The novel matters because it punches little holes in the wall of indifference that surrounds us. Novels have to swim against the tide. And this was never more clear than it is today. After the fall of the Berlin Wall and the collapse of the Soviet Union, and with the growth of new technologies, there was so much hope and optimism. At the turn of the millennium, many people — including leading analysts, academics and journalists — believed that the triumph of liberalism was inevitable.
There was a shared understanding that, sooner or later, all societies would become more modern, democratic and globally integrated. We would all turn into one big global village. There were expectations that religion would become irrelevant, that the nation-state would lose its power to supranational entities. And the paradox is while all of these happened to a certain degree, the opposite also happened. Only two decades have passed since that time of optimism and we have entered the age of pessimism.
If the world is changing, so must the literary world. Writers from wobbly and wounded democracies — such as Turkey, Pakistan, Egypt or Venezuela — never had the luxury of being apolitical. But something interesting is happening today: more and more Western authors are feeling the same kind of urgency that non-Western authors have been feeling for so long.
Writers need time — to process, to digest, to imagine, to write. I am not suggesting that every writer has to become politicised and I am not talking about being a partisan or even being interested in party politics.
I am using politics in its broadest sense possible: as a feminist, I know that the personal is also political and wherever there is power and inequality there is politics. Novelists need to speak up about the dangers of losing our core values: pluralism, freedom of speech, minority rights, separation of powers, democracy.
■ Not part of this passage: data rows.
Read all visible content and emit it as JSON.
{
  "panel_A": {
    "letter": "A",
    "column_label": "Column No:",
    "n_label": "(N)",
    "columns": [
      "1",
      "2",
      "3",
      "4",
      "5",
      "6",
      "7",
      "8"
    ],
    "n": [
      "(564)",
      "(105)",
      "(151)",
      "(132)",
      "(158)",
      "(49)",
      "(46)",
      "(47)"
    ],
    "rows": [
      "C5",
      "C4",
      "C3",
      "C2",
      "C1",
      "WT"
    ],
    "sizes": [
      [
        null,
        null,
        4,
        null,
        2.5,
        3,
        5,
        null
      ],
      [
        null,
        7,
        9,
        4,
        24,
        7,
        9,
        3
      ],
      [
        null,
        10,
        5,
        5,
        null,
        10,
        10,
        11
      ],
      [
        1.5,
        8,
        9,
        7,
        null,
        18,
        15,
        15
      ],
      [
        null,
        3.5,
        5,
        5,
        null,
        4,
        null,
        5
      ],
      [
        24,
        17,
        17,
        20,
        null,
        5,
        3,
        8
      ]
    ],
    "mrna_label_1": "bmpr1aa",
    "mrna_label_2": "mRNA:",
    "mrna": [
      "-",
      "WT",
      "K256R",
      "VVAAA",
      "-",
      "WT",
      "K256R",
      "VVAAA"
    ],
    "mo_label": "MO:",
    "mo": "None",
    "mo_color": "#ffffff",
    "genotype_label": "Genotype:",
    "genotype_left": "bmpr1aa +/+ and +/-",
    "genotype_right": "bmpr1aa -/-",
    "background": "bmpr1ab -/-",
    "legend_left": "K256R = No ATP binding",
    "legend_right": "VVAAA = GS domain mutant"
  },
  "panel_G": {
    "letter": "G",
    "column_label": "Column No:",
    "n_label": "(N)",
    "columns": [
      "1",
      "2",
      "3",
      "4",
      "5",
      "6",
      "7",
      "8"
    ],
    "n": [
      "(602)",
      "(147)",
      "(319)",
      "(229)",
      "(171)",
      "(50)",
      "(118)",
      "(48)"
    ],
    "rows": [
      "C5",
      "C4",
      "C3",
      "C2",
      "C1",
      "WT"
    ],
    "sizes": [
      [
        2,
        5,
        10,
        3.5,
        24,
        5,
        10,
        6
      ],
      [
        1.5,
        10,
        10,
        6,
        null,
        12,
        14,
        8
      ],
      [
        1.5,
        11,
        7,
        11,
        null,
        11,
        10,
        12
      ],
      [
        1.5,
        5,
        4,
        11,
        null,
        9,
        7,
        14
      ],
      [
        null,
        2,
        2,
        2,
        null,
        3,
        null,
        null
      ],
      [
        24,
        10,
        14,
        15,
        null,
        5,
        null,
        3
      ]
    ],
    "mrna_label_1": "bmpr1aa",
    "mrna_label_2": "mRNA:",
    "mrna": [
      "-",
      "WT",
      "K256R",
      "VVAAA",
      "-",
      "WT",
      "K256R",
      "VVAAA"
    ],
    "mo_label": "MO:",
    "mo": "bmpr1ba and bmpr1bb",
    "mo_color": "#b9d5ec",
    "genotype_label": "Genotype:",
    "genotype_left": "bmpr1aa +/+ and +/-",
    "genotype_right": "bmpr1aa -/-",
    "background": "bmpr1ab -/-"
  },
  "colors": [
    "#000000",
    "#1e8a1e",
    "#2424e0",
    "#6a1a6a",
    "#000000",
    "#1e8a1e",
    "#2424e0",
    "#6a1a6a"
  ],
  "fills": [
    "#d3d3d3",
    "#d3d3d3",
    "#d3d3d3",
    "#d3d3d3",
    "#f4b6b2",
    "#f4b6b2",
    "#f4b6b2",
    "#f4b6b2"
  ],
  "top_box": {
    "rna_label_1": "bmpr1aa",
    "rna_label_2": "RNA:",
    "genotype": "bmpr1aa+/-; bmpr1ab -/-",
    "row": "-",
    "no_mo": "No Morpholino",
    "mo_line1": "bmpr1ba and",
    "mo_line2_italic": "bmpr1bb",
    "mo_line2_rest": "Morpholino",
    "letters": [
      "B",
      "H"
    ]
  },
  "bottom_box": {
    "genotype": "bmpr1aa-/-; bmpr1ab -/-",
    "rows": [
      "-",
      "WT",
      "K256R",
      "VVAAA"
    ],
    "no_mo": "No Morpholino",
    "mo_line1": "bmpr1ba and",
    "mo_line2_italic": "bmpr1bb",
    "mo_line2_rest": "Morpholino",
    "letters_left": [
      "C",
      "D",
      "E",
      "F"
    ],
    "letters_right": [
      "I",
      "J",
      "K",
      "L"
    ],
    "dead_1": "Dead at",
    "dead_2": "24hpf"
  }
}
Benjamin believed storytelling had to turn information into wisdom. Today a bigger challenge awaits writers: how to turn misinformation into wisdom.
I come from a land where words often feel heavy. Every Turkish writer, poet, journalist or intellectual knows that because of a poem, a novel, an interview, or even a tweet, we can be stigmatised in pro-government media, lynched on social media by trolls and possibly put on trial, detained or exiled. We carry this knowledge at the back of our minds when we sit at our desk to write our stories. As a result, there is widespread self-censorship among writers.
How do you even begin to speak about the kind of censorship that comes from within and not necessarily always from outside? This is what the loss of democracy and freedom of speech does eventually. It creates a climate of intimidation. As Arthur Koestler said, authoritarianism corrupts not only the politicians and the political elite, but also deeply damages the civil society. It damages the institutions that are essential for a democracy to survive.
And it also damages collective memory. Turkey is a country of collective amnesia, and therefore, memory is a responsibility for us writers. In a world beset with populist demagoguery and misinformation, memory is a responsibility for writers everywhere. We cannot forget what has happened in the past when tribalism, nationalism, isolationism, fanaticism and jingoism managed to get the better of humanity. The novel matters because stories continue to connect us across borders, and help us to see beyond the artificial categories of race, gender, class.